Everyone we met insisted that we should go to Banos as it was the place to go in Ecuador, regardless if you wanted to relax in thermal pools, hike mountains or do extreme sports. Apparently, Banos had it all.
So we arrived in Banos from Latacunga following a 2 hour bus ride, and from the bus terminal we headed off to our pre-booked hostel, Plantas y Blancos, located near the edge of town.
As we walked to the hostel we couldn’t help but notice the door to door hotel, hostels, restaurants and tour agencies. We were slightly concerned but thought maybe this is just one side of town.
Reaching the hostel we checked into a lovely room, however, by evening we discovered that the hostel had no kitchen facilities in the building, despite having been told by email that they did. If we wanted to cook we would have to go to the sister hostel round the corner. We weren’t too pleased about it and asked if instead we could simply just move rooms, we were told we could, so we went to see the other hostel.
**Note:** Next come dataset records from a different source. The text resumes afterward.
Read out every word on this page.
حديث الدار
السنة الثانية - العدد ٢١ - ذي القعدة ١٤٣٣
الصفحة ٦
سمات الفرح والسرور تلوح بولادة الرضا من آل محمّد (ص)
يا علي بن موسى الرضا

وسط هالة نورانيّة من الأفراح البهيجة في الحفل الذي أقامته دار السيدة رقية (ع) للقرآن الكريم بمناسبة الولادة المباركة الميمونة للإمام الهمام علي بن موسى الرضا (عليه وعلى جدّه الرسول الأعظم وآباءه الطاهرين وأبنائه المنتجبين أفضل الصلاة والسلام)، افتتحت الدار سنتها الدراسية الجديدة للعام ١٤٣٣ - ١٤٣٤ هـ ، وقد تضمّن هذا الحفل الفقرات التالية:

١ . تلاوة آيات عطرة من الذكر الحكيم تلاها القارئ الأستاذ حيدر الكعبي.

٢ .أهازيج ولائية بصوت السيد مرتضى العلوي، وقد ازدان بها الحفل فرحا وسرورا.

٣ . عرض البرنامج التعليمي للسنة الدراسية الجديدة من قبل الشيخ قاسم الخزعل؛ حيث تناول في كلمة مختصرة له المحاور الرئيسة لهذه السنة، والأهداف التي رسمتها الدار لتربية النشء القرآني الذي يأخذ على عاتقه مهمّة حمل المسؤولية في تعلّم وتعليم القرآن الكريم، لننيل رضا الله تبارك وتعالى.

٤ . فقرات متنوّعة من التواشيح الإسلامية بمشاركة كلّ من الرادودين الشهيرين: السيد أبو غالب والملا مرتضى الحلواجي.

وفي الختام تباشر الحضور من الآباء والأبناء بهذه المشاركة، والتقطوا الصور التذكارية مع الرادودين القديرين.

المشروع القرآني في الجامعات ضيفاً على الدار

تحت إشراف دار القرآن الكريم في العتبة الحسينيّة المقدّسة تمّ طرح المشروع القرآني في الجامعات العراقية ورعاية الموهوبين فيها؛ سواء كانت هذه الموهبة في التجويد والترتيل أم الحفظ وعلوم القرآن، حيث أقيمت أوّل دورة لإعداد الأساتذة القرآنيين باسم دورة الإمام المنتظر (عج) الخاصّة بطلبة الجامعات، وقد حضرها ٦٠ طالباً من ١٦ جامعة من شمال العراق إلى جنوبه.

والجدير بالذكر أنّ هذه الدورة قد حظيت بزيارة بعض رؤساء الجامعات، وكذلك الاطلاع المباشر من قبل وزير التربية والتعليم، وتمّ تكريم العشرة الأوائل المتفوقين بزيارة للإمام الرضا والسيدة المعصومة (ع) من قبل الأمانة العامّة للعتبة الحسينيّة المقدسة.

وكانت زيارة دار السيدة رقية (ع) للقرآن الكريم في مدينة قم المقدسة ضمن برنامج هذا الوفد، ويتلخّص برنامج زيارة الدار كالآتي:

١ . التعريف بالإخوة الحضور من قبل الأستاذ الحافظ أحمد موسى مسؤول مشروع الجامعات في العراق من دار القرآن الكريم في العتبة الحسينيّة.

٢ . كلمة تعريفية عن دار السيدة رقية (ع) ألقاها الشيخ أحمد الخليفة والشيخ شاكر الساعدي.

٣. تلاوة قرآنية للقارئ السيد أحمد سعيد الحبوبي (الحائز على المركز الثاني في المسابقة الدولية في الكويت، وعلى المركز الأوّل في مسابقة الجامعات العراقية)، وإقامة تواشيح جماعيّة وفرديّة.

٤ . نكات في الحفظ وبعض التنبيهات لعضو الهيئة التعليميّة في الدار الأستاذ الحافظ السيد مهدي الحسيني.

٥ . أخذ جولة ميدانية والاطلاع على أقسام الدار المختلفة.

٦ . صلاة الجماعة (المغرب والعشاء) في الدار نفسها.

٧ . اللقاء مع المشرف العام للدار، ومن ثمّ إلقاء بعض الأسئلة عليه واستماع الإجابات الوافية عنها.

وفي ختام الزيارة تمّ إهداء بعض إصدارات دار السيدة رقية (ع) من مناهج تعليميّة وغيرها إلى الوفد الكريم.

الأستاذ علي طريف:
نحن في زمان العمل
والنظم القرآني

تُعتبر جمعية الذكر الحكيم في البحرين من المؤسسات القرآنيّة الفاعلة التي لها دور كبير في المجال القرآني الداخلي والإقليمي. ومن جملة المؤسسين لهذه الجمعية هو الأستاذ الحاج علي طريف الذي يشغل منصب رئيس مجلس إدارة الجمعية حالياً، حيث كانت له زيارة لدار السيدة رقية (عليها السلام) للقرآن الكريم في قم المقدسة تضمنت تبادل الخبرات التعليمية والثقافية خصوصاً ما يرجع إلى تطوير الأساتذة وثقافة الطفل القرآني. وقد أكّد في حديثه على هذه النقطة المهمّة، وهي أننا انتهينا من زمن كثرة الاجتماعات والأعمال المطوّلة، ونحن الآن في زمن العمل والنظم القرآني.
Once we explained our situation to the reception at Santa Cruz, the sister hostel, we were told that they in fact did not have a kitchen either, that the kitchen was located at the third hostel, a further 20m down the road. We could not believe it, 3 hostels and only 1 kitchen, not a problem unless you cook for most of your meals. We were told that there were rooms in the third hostel, so we had a look. The room was spacious and the place seemed quiet enough, so we reserved a room for a week and the following morning we moved across.
In the meantime we took a look at the town. We had had an active couple of days at Latacunga and were not looking for hiking, carting, rafting or bungee jumping. Instead, we wanted to get some provisions from a market and relax for a few days, however, this was not to be. There was only 1 supermarket in the town, with very limited food and the fruit and vegetable “market” consisted of a couple of small stalls.
The town was obviously centered around eating out, after all there was a large selection of restaurants and cafes, which is great if that’s what you want. However, for anyone wanting to cook it proved a little harder.
The other problem was that there was actually nothing to do or see in Banos itself, unless you went on a tour. We decided that Banos was not for us, the town was far too catered towards tourists and tours. We wanted to be somewhere where you could walk around and see things and not have to trek or join a tour.
So the next morning we cancelled our reservation and set off in the direction of Cuenca hoping to find what we were looking for.